What the research is:
How it works:
Current flash caches fall into two main categories: set-associative caches and log-structured caches. Set-associative caches write many more bytes than necessary because they have to write a 4 KB flash page — the minimum write granularity — for every object. With tiny objects that are roughly 100 bytes or less in size, this leads to significant write amplification (i.e., set-associative caches write ~40x more bytes than strictly necessary).
Log-structured caches have a large DRAM overhead because they have to keep an index entry for every on-flash object. Thus, neither set-associative nor log-structured flash caches are well designed for tiny object flash caches.
Kangaroo combines log-structured and set-associative caches to reduce both DRAM and flash-write overheads. Kangaroo has two main parts: KLog, a small log-structured flash cache, and KSet, a large set-associative flash cache.

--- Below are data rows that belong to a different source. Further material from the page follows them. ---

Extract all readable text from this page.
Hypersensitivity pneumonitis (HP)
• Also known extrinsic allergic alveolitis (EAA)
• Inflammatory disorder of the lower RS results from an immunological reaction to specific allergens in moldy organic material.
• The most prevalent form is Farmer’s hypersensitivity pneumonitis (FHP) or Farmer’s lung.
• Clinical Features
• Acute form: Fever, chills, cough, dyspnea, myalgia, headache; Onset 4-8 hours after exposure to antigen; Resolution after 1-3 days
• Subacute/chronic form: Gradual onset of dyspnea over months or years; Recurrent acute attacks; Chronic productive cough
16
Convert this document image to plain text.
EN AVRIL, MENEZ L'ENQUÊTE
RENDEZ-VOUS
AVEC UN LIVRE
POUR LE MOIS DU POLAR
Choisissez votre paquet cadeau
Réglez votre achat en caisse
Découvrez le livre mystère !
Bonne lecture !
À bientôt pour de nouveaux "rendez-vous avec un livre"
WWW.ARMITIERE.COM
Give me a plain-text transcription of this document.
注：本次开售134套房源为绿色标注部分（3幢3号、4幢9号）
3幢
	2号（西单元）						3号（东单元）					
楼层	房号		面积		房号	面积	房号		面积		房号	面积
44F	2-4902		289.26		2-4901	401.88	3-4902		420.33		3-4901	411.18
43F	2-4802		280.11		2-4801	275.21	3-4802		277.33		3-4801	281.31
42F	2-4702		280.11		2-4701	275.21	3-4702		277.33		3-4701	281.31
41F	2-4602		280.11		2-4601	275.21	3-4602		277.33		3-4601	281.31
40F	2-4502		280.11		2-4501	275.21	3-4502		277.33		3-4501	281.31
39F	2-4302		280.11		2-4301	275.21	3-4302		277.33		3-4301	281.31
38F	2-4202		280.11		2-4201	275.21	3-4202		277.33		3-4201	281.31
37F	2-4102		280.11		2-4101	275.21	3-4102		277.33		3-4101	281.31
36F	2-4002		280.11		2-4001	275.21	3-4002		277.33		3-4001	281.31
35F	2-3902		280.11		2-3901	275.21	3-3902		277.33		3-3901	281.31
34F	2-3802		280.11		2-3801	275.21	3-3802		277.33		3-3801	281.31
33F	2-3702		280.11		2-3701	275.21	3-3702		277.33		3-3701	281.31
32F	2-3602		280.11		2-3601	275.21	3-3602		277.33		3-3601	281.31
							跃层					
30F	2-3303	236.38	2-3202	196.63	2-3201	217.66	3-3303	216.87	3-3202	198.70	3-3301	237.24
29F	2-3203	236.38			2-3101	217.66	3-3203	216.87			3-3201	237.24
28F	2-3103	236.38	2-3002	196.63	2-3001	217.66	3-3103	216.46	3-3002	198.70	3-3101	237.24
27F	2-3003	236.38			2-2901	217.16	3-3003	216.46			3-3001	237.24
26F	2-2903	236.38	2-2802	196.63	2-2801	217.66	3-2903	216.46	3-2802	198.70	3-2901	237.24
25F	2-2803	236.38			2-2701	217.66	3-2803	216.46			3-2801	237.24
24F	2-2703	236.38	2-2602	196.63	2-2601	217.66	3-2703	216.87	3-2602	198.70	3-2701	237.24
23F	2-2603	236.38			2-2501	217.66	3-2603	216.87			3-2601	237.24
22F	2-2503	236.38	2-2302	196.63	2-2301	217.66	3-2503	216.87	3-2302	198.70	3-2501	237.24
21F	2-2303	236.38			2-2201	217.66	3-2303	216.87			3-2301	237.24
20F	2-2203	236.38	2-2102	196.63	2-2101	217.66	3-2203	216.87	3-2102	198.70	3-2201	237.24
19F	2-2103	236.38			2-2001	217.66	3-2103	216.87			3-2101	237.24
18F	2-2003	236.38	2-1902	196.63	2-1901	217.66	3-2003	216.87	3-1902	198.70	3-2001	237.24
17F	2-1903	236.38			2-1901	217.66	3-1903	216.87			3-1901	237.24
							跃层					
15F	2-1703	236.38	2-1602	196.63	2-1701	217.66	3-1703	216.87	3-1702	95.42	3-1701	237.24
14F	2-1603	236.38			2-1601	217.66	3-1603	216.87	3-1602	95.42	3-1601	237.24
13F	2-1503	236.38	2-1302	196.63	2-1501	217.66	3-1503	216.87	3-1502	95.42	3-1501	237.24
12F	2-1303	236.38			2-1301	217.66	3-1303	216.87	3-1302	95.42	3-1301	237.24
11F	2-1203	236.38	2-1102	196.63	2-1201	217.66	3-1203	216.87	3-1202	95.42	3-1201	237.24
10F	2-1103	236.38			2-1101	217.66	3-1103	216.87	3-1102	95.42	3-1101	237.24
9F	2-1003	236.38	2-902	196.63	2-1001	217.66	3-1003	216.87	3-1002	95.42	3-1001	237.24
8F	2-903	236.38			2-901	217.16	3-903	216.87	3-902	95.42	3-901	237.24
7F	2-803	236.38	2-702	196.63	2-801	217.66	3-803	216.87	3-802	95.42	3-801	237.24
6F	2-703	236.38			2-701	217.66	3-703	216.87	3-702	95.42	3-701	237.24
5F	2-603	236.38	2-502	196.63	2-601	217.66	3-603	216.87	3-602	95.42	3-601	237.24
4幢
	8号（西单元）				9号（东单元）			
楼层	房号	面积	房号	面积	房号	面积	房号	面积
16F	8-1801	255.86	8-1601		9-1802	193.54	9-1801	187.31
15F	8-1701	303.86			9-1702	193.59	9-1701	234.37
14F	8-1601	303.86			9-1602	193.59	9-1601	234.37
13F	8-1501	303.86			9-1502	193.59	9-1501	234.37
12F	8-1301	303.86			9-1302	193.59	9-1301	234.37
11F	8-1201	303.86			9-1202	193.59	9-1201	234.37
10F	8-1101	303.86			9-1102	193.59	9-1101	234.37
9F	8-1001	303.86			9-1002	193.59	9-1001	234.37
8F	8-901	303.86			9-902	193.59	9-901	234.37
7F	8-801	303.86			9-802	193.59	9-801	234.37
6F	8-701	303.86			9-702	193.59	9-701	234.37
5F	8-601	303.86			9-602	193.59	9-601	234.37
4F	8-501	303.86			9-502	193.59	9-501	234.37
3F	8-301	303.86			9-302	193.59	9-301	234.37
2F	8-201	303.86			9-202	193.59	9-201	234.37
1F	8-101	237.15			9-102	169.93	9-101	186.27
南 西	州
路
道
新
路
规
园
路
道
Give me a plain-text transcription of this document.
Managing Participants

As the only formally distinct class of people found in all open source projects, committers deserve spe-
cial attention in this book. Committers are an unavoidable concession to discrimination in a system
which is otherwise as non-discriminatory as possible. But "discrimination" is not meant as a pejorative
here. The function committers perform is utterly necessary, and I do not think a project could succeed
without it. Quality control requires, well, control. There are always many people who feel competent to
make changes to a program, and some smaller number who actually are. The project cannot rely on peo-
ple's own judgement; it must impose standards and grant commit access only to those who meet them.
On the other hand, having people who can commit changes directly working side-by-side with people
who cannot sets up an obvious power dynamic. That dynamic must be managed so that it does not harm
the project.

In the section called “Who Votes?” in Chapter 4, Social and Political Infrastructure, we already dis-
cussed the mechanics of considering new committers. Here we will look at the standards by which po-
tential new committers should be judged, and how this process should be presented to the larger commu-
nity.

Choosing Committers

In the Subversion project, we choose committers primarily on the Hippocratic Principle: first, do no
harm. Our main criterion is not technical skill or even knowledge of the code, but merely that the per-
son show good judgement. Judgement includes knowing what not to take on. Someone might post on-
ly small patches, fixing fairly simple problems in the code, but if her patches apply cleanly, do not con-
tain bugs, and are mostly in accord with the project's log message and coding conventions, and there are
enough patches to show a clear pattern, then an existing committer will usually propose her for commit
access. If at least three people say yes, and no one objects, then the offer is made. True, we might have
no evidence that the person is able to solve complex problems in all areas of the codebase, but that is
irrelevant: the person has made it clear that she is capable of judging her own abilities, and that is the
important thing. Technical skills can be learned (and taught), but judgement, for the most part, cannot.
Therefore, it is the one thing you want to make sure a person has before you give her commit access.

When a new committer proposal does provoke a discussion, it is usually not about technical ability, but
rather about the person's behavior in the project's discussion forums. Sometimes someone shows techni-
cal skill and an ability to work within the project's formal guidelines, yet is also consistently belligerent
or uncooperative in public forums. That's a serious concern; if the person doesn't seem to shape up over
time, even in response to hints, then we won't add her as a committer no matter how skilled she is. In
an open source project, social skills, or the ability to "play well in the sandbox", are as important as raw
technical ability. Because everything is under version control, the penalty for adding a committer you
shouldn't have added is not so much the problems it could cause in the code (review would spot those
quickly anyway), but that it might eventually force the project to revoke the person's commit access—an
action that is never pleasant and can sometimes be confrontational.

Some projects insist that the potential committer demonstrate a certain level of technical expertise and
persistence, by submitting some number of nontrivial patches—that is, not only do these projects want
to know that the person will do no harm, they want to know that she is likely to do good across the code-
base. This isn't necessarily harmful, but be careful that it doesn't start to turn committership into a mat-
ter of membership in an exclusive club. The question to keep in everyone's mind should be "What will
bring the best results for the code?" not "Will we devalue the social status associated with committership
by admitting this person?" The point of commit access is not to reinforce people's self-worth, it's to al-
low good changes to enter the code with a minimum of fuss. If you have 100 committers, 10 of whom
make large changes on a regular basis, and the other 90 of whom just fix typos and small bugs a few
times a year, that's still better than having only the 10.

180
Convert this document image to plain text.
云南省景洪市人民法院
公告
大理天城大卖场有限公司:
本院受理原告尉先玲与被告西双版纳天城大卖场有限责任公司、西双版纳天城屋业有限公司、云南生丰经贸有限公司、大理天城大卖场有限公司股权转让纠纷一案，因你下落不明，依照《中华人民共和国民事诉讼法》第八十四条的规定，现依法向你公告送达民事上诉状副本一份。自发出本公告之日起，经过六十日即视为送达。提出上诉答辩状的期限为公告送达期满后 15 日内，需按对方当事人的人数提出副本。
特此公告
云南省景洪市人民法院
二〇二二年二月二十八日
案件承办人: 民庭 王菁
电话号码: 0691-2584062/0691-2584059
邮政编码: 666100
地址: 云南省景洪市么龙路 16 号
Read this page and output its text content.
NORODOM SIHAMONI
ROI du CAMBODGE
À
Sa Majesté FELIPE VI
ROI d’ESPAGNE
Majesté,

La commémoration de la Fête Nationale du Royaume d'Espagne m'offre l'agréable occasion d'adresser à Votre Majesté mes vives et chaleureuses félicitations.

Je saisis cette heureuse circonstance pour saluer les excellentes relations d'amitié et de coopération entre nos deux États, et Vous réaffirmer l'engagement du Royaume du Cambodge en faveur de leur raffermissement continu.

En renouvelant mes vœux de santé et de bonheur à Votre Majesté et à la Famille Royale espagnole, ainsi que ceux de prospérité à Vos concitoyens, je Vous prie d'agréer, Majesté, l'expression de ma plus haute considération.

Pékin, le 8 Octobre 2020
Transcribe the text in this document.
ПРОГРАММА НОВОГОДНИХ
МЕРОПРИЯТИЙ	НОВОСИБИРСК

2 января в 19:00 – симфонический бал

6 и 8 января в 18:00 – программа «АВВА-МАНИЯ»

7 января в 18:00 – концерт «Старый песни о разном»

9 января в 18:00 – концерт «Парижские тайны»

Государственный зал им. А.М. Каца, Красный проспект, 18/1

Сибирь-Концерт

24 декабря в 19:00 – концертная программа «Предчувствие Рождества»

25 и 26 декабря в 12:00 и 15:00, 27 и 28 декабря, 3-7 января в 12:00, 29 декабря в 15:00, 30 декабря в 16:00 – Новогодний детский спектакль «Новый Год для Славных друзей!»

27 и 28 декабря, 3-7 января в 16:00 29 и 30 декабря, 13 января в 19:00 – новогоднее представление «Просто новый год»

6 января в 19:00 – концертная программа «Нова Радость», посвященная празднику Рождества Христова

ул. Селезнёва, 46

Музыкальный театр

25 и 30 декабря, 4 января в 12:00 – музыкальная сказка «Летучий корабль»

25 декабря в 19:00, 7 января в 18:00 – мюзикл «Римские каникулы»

One of Kangaroo’s innovations is in how it moves objects from KLog to KSet. Kangaroo uses KLog to find multiple objects mapping to the same set in KSet, such as the pink and yellow objects shown above. Whenever an object is evicted from KLog, Kangaroo proactively evicts objects from KLog to minimize write amplification in KSet.
Since writing a set always requires writing 4 KB, regardless of the number of objects inserted, writing two objects instead of just one cuts the write overhead per object in half. Thus, Kangaroo can amortize writes to KSet over multiple objects, decreasing the overall number of bytes written to flash. KLog accomplishes this goal with a small capacity (~5 percent of flash), so Kangaroo needs only a small amount of DRAM to index KLog’s entire capacity. Thus, Kangaroo addresses both the DRAM and flash-write overheads of caching tiny objects on flash.
On top of this basic design, Kangaroo introduces additional techniques to realize its hierarchical design and increase its effectiveness. In particular, since Kangaroo is a cache and not a key-value store, it can evict objects to minimize writes. Kangaroo exploits this opportunity by adding a threshold admission policy that evicts objects instead of admitting them to KSet if there are fewer than n objects to insert from KLog. This admission policy allows Kangaroo to guarantee that the write overhead for moving objects to KSet will be much lower than a set-associative cache. Kangaroo provides further optimizations to reduce DRAM overhead and reduce misses, as explained in our SOSP 2021 paper.
Together, these optimizations allow Kangaroo to overcome the limitations of log-structured caches and set-associative caches, creating a flash cache that delivers on the goal of efficient caching for tiny objects.
Why it matters:
Caching plays an important role in large-scale systems by allowing for quicker access to data and lowering the load on databases and other back-end systems. For large caches, it is far more efficient to use flash than to use DRAM. However, flash caches fall short when it comes to caching tiny objects. Flash caches require either too much DRAM, which loses the efficiency benefits of flash, or too many writes, which wears out the flash device too quickly. In either case, flash caching fails to live up to its potential as an efficient, large cache for tiny objects, ultimately resulting in smaller caches and more load on back-end systems.
Many social media and IoT services have large numbers of tiny objects, each a few hundred bytes or less. For example, edges in Facebook’s social graph, which are needed to connect friends, posts, and images, among other content, average under 100 bytes. Caching these objects efficiently on flash allows them to be quickly retrieved at scale and minimizes the load on back-end storage services. Kangaroo enables large-scale flash caching of tiny objects by having low DRAM and write overheads, leading to a lower miss ratio in large flash caches.